PS: This product works beautifully for setting up bluetooth in all my old cars. Honestly I like it better than using the built in bluetooth on a lot of cars, which can be rather clunky. Just plugs into a cigarette lighter, and broadcasts FM signal to the radio. I really only couldn't find a station when I was driving through DC, once, and I didn't look all that hard.
lol, curious as to how far you are through the LBJ books.
Have you gotten to the point of Kennedy winning the 1960 Democratic nomination? I'm going trust that I don't need to give spoiler warnings for a historical event that happened 60 years ago.
An interesting take away, is that even by 1960, LBJ might have been someone who's gifts were past their time. At least in terms rising to the Presidency.
LBJ thought he could stay out of the primaries, and that all his backroom senate connections would get him the nomination at the convention. He thought Kennedy was a political lightweight who hadn't done anything of any real note during his time in the Senate.
But Kennedy was already the beneficiary of TV and 'big speeches', by then he was a staple of the Sunday morning political shows, for all LBJs Senate accomplishments, Kennedy was better known to the voters.
The comparison between Kennedy and Obama is an interesting one. I suspect you're right. By the time he arrived in Washington, he was already a possible Presidential nominee, 2 years later, he was literally running for the nomination. He never had time to build political alliances as anything other than a possible President.
One area I was trying to go in my post (not sure I got there, I was running out of steam by the end), is that might just be an odd product of our time. We don't reward that sort of political intuition, so we don't get leaders who have it.
To start with, its almost a dirty word to have been a DC politician for any stretch of time. Before Biden, between Bill Clinton, W, Obama, and Trump, we had 28 years of presidents with a total of 4 years of inside the beltway political experience before becoming President. Hillary had some line about "the most qualified candidate ever", but for the most part, deep Washington connections is almost never a selling point for Presidental candidate.
If anything, its almost the opposite.
You can market change, can you market the opposite?
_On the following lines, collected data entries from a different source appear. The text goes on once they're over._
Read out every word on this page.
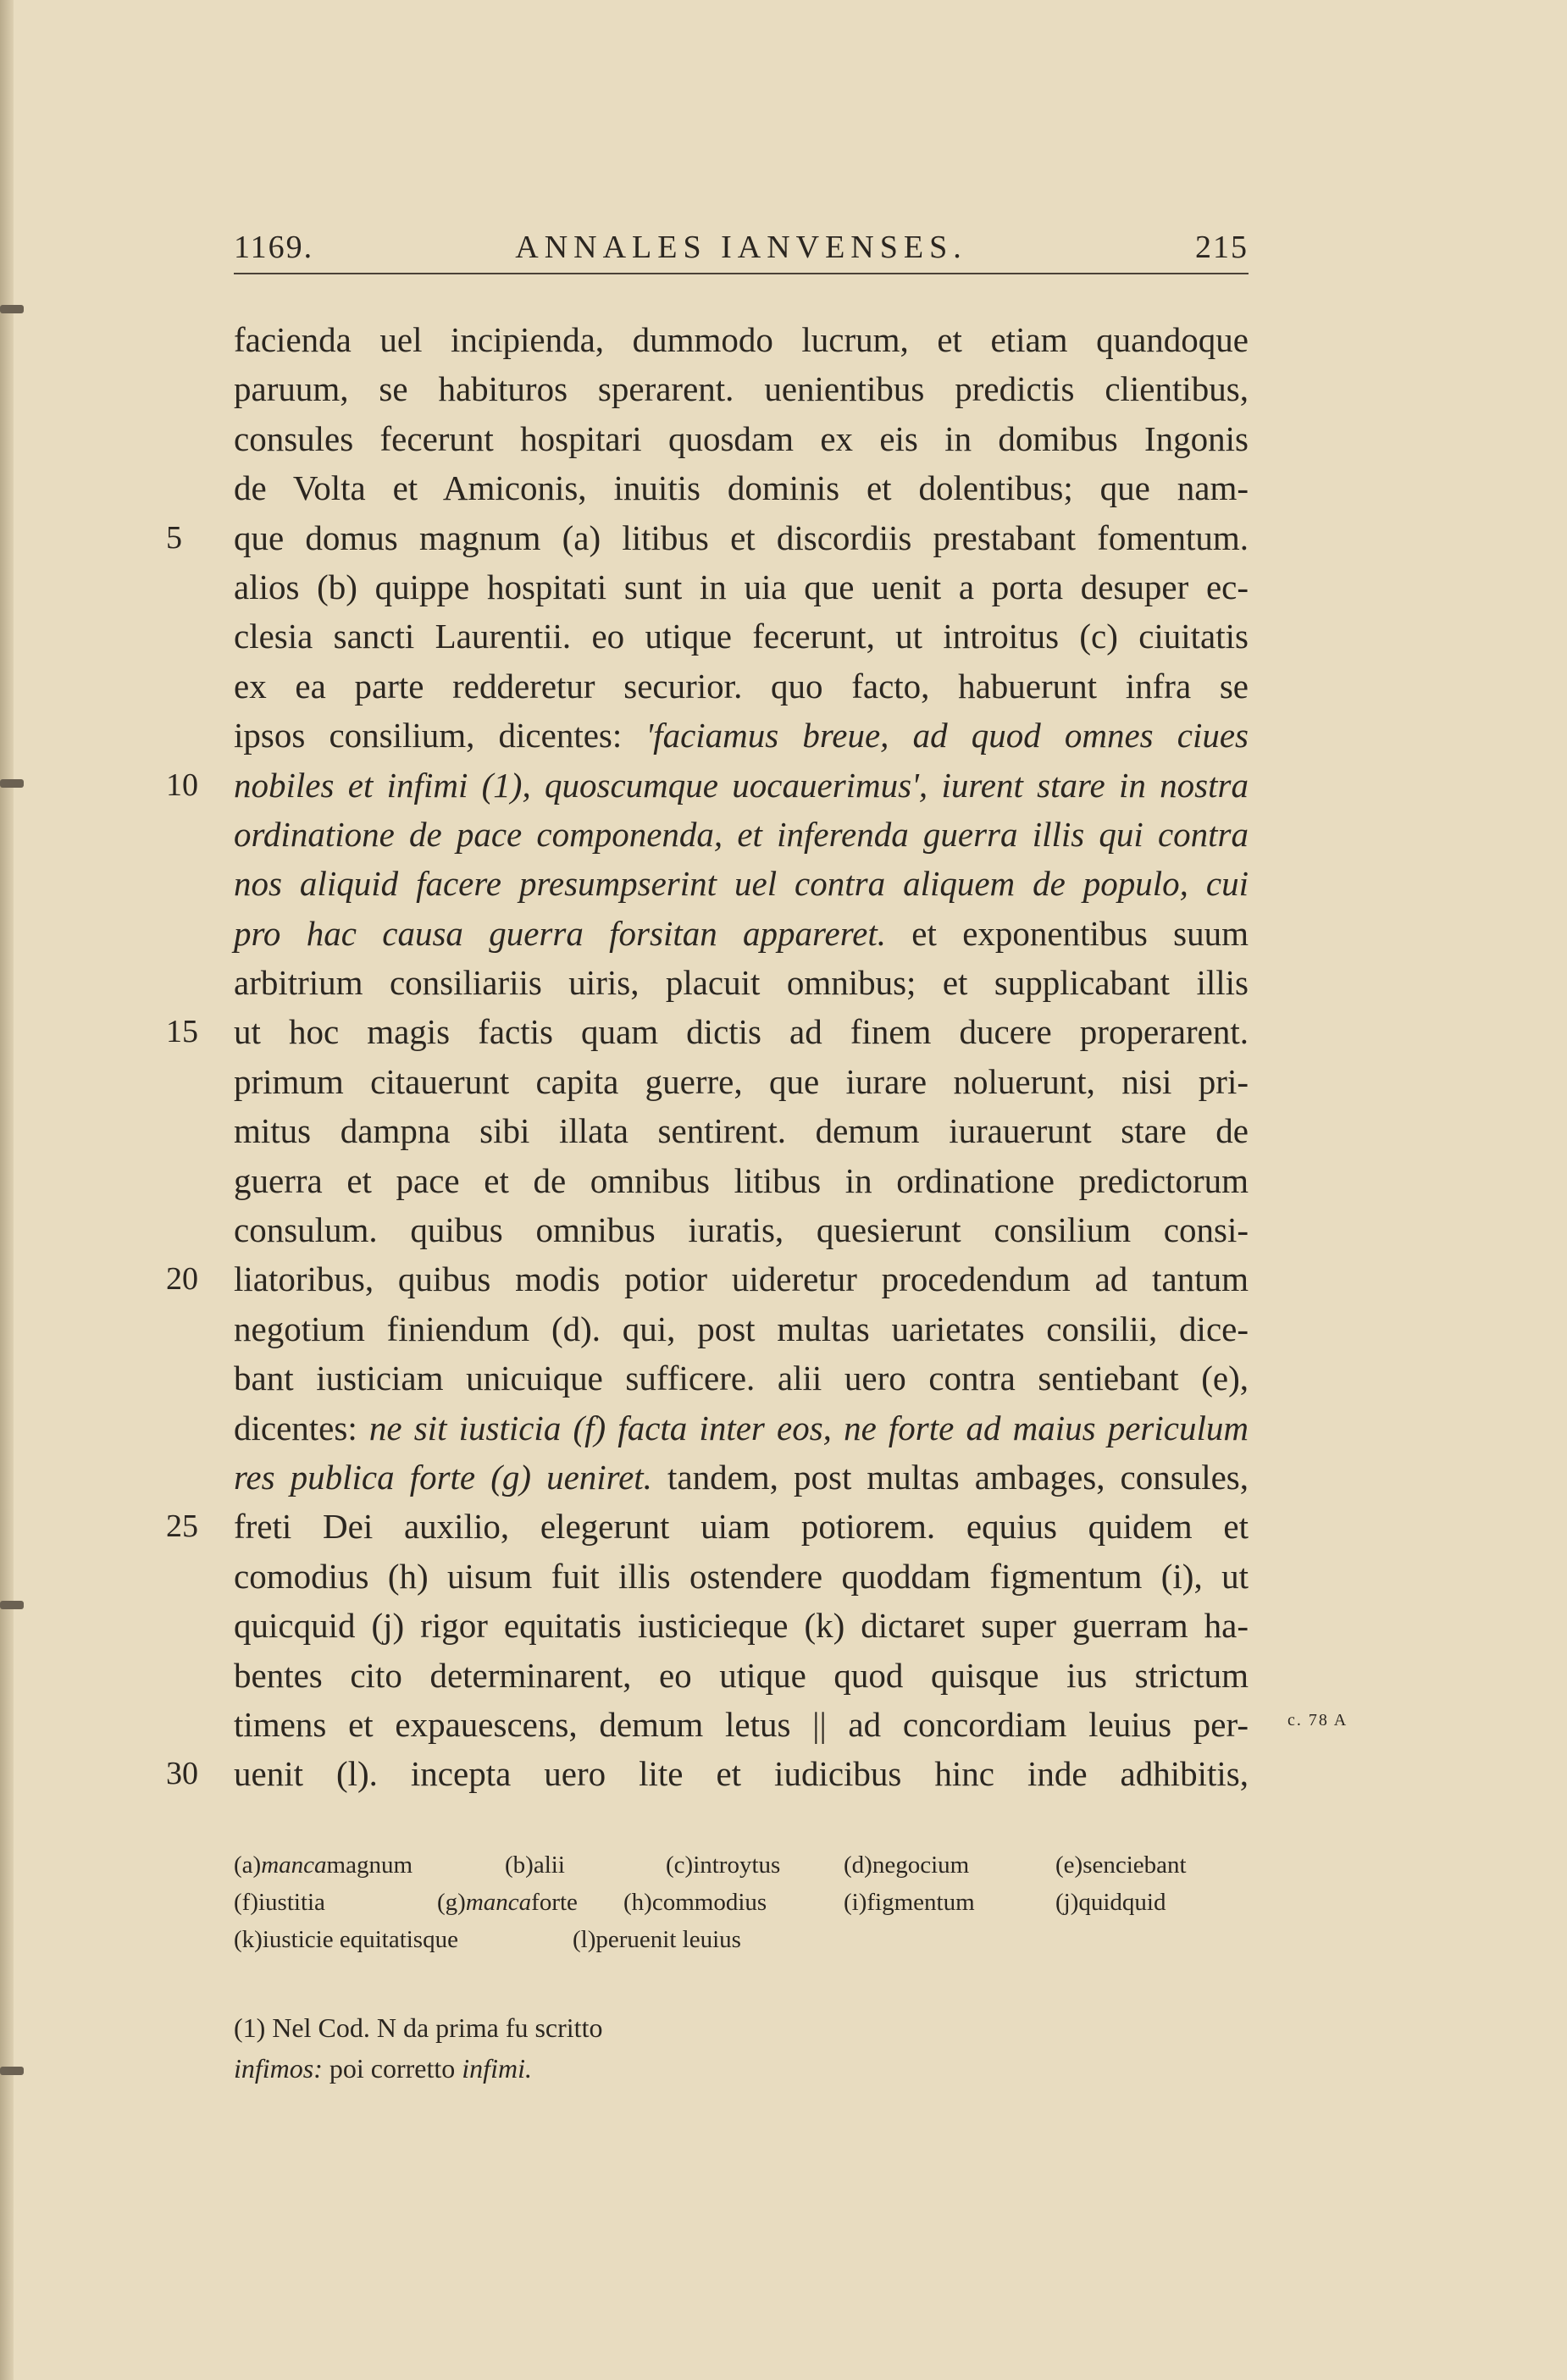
1169.	ANNALES IANVENSES.	215
facienda uel incipienda, dummodo lucrum, et etiam quandoque
paruum, se habituros sperarent. uenientibus predictis clientibus,
consules fecerunt hospitari quosdam ex eis in domibus Ingonis
de Volta et Amiconis, inuitis dominis et dolentibus; que nam-
que domus magnum (a) litibus et discordiis prestabant fomentum.
5
alios (b) quippe hospitati sunt in uia que uenit a porta desuper ec-
clesia sancti Laurentii. eo utique fecerunt, ut introitus (c) ciuitatis
ex ea parte redderetur securior. quo facto, habuerunt infra se
ipsos consilium, dicentes: 'faciamus breue, ad quod omnes ciues
nobiles et infimi (1), quoscumque uocauerimus', iurent stare in nostra
10
ordinatione de pace componenda, et inferenda guerra illis qui contra
nos aliquid facere presumpserint uel contra aliquem de populo, cui
pro hac causa guerra forsitan appareret. et exponentibus suum
arbitrium consiliariis uiris, placuit omnibus; et supplicabant illis
ut hoc magis factis quam dictis ad finem ducere properarent.
15
primum citauerunt capita guerre, que iurare noluerunt, nisi pri-
mitus dampna sibi illata sentirent. demum iurauerunt stare de
guerra et pace et de omnibus litibus in ordinatione predictorum
consulum. quibus omnibus iuratis, quesierunt consilium consi-
liatoribus, quibus modis potior uideretur procedendum ad tantum
20
negotium finiendum (d). qui, post multas uarietates consilii, dice-
bant iusticiam unicuique sufficere. alii uero contra sentiebant (e),
dicentes: ne sit iusticia (f) facta inter eos, ne forte ad maius periculum
res publica forte (g) ueniret. tandem, post multas ambages, consules,
freti Dei auxilio, elegerunt uiam potiorem. equius quidem et
25
comodius (h) uisum fuit illis ostendere quoddam figmentum (i), ut
quicquid (j) rigor equitatis iusticieque (k) dictaret super guerram ha-
bentes cito determinarent, eo utique quod quisque ius strictum
timens et expauescens, demum letus || ad concordiam leuius per-
uenit (l). incepta uero lite et iudicibus hinc inde adhibitis,
30
c. 78 A
(a)mancamagnum	(b)alii	(c)introytus	(d)negocium	(e)senciebant
(f)iustitia	(g)mancaforte (h)commodius	(i)figmentum	(j)quidquid
(k)iusticie equitatisque	(l)peruenit leuius
(1) Nel Cod. N da prima fu scritto
infimos: poi corretto infimi.
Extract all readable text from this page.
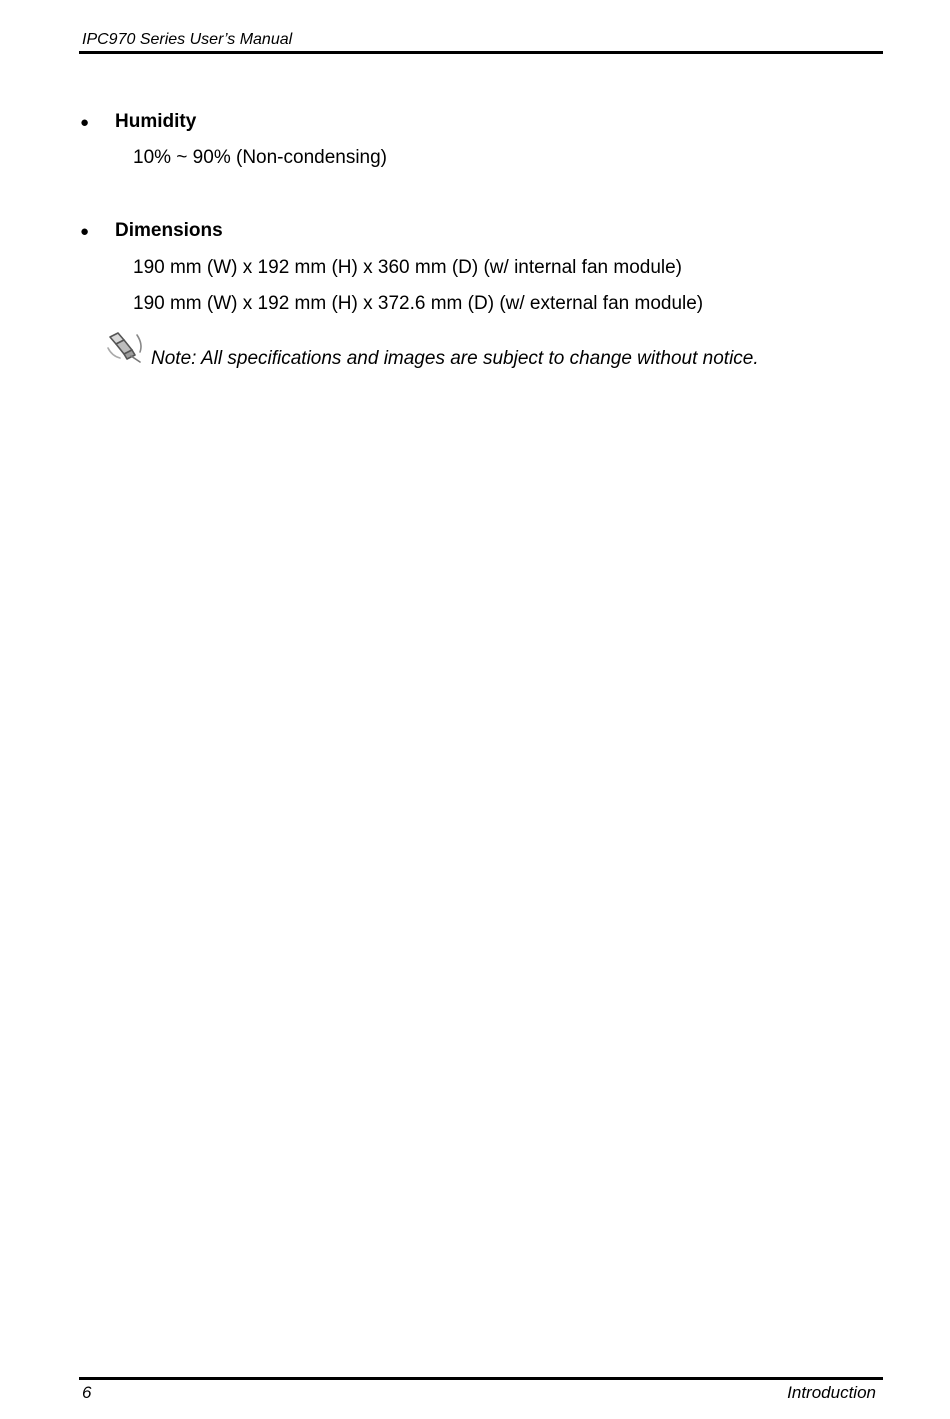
IPC970 Series User’s Manual
● Humidity
10% ~ 90% (Non-condensing)
● Dimensions
190 mm (W) x 192 mm (H) x 360 mm (D) (w/ internal fan module)
190 mm (W) x 192 mm (H) x 372.6 mm (D) (w/ external fan module)
Note: All specifications and images are subject to change without notice.
6	Introduction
Beyond that, I'm not sure we believe in that sort of intuition at all.
I singled out Lewis, but there's a large bookshelf of books about how our intuition sucks and we shouldn't trust it. I would put the Freakonomics, Thinking Fast and Thinking Slow, Cass Sustein's Nudge (who Obama worked with at U of Chicago and hired into the White House), most of the Less Wrong universe of stuff including SSC, all fit into that category.
I think that shelf has a lot of good insights, and its useful to sort of be careful about the limits of intuition, and where it can lead us astray.
I also think its somewhat antithetical to LBJs sort of intuition. The sort of leaders we aspire to be, and choose, after reading that stuff. Can't do the things that LBJ did.
Or at least that's 1 theory of the universe.
Thanks for the car adapter tip, not sure why it hadn't occurred to me that there might be a solution to my setup, but that's seems like something I should own. Purchased.
They used to be really shitty, I had one growing up that could pick 4 frequencies and never worked well. I think the newer ones are just much more powerful and so do a much better job.
I'm currently in the first book, he's about to lose his first senate campaign to Pappy.
I think your observation of how Johnson was a product of his time is a good one. We don't reward politicians for that kind of work anymore. We're constantly on the lookout for the next big thing, and ignore the steady workmanlike stuff. Even Biden, though he's the ultimate insider/swamp creature, wasn't elected on a record of effectiveness merely one of continued existence.